Again, the use of "special" in the current trope name is not implying that women are good. It is implying that women are different.
Calling someone a pedant is an automatic Insult Backfire. Real pedants will be flattered.This trope is about In-Universe characterization. Not academic wank about marketing.
Reality is that, which when you stop believing in it, doesn't go away. -Philip K. Dick"This trope is about In-Universe characterization."
I don't see that specified anywhere. Admittedly, the description spends a lot more time talking about gender markers in various languages than saying what the trope is about. As the sponsor put it in the YKTTW discussion: "It's not just that a single female character is defined by her femaleness, it's that femaleness itself is treated as a special category that excludes men while maleness is inclusive of femaleness." That point should probably replace the language discussion, which can go in the examples.
Calling someone a pedant is an automatic Insult Backfire. Real pedants will be flattered.What you're talking about isn't something that's an objective trope. It's a mix of trivia speculation and Audience Reaction. It doesn't belong on the page.
Reality is that, which when you stop believing in it, doesn't go away. -Philip K. DickIt's an extremely widely discussed phenomenon in academic circles and it definitely affects fiction. It's a big floppy issue, but so is sexism generally, or racism. I do think it might be better off without specific examples, perhaps just the issues it raises and the related tropes.

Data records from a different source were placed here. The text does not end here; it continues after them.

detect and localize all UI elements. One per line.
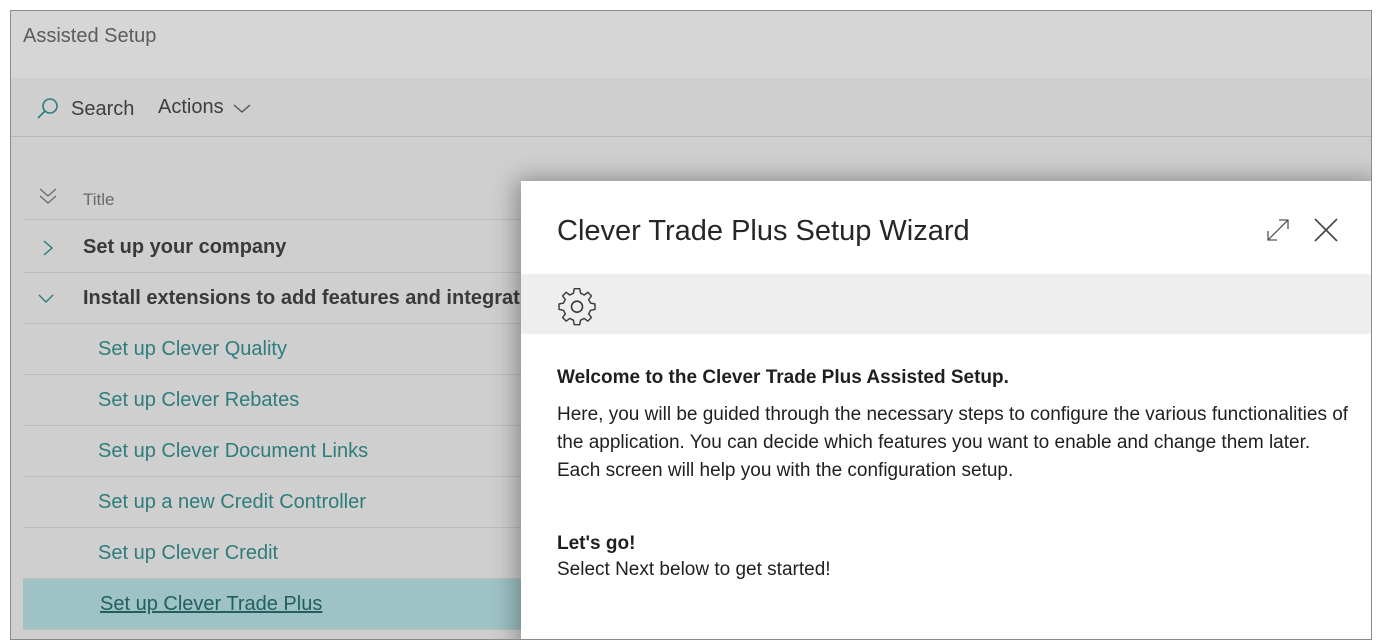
chevron-down-icon [233,103,251,113]
group-label: Set up your company [83,236,287,258]
setup-link[interactable]: Set up Clever Document Links [98,440,368,463]
close-button[interactable] [1313,217,1339,246]
page-title: Assisted Setup [23,25,157,47]
setup-link[interactable]: Set up Clever Rebates [98,389,299,412]
welcome-heading: Welcome to the Clever Trade Plus Assiste… [557,367,1009,388]
search-icon [37,98,58,119]
app-window: Assisted Setup Search Actions Title Set … [10,10,1372,640]
search-button[interactable]: Search [35,96,134,122]
setup-wizard-dialog: Clever Trade Plus Setup Wizard Welcome t… [521,181,1371,639]
group-label: Install extensions to add features and i… [83,287,561,309]
action-bar: Search Actions [11,78,1371,137]
setup-link[interactable]: Set up Clever Credit [98,542,278,565]
actions-menu-button[interactable]: Actions [158,96,252,119]
next-hint-text: Select Next below to get started! [557,559,831,580]
gear-icon [558,287,596,326]
search-label: Search [71,97,135,120]
chevron-right-icon[interactable] [41,239,55,257]
collapse-all-icon[interactable] [37,187,59,205]
lets-go-heading: Let's go! [557,533,636,554]
expand-icon [1267,219,1289,241]
setup-link[interactable]: Set up a new Credit Controller [98,491,366,514]
dialog-title: Clever Trade Plus Setup Wizard [557,215,970,247]
expand-button[interactable] [1265,217,1291,246]
actions-label: Actions [158,96,224,118]
page-header: Assisted Setup [11,11,1371,78]
column-title-header[interactable]: Title [83,190,115,210]
close-icon [1314,218,1338,242]
setup-link[interactable]: Set up Clever Trade Plus [100,593,322,616]
dialog-body: Welcome to the Clever Trade Plus Assiste… [557,367,1357,581]
intro-text: Here, you will be guided through the nec… [557,404,1349,481]
chevron-down-icon[interactable] [37,292,55,306]
dialog-banner [521,274,1371,334]
setup-link[interactable]: Set up Clever Quality [98,338,287,361]
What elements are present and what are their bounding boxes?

Calling someone a pedant is an automatic Insult Backfire. Real pedants will be flattered.The marketing stuff doesn't need to be on there. Now if you were comparing the fact that all the men in Tangled are rather mundane while the women are the ones with special powers, that would be the trope.
Reality is that, which when you stop believing in it, doesn't go away. -Philip K. DickIf there's going to be examples, why shouldn't the marketing stuff be on there? It's an example of the trope in action in the real world.
edited 23rd Mar '12 9:32:38 AM by lebrel
Calling someone a pedant is an automatic Insult Backfire. Real pedants will be flattered.
The trope is used almost entirely for Real Life examples, and most of them are about how men and women get different things at different times. For the most part, the trope is either complaining if there's any gender disparity, and making claims about it reflecting this trope.
For instance, the Charmed example: the fact that it seemed like only women could be witches wouldn't be an example, here, because there's no "generic man" to back it up against. Women are special, yes, but men also fulfill special roles. The Tangled example is about how the marketing focused on the male hero and not just the female heroine to appeal to a wider audience...which points out how men are generic somehow?
Also, the title might need some work. The actual trope seems to be Men Are Default Women Are Unique—although that implies this trope is always positive on the side of women. As the description notes, it has negatives and positives for both sides. "Generic" seems too negative towards men. "Special" seems too positive towards women. It seems to be affecting the tone. I think there are legitimate examples—the Peter Pan example mentions how he thinks one girl is worth twenty boys. In Mass Effect, krogan women are highly prized and protected. Krogan men are canon fodder. So I think we have trope, it's just been re-purposed as another soapbox to complain about Double Standards, perceived or otherwise.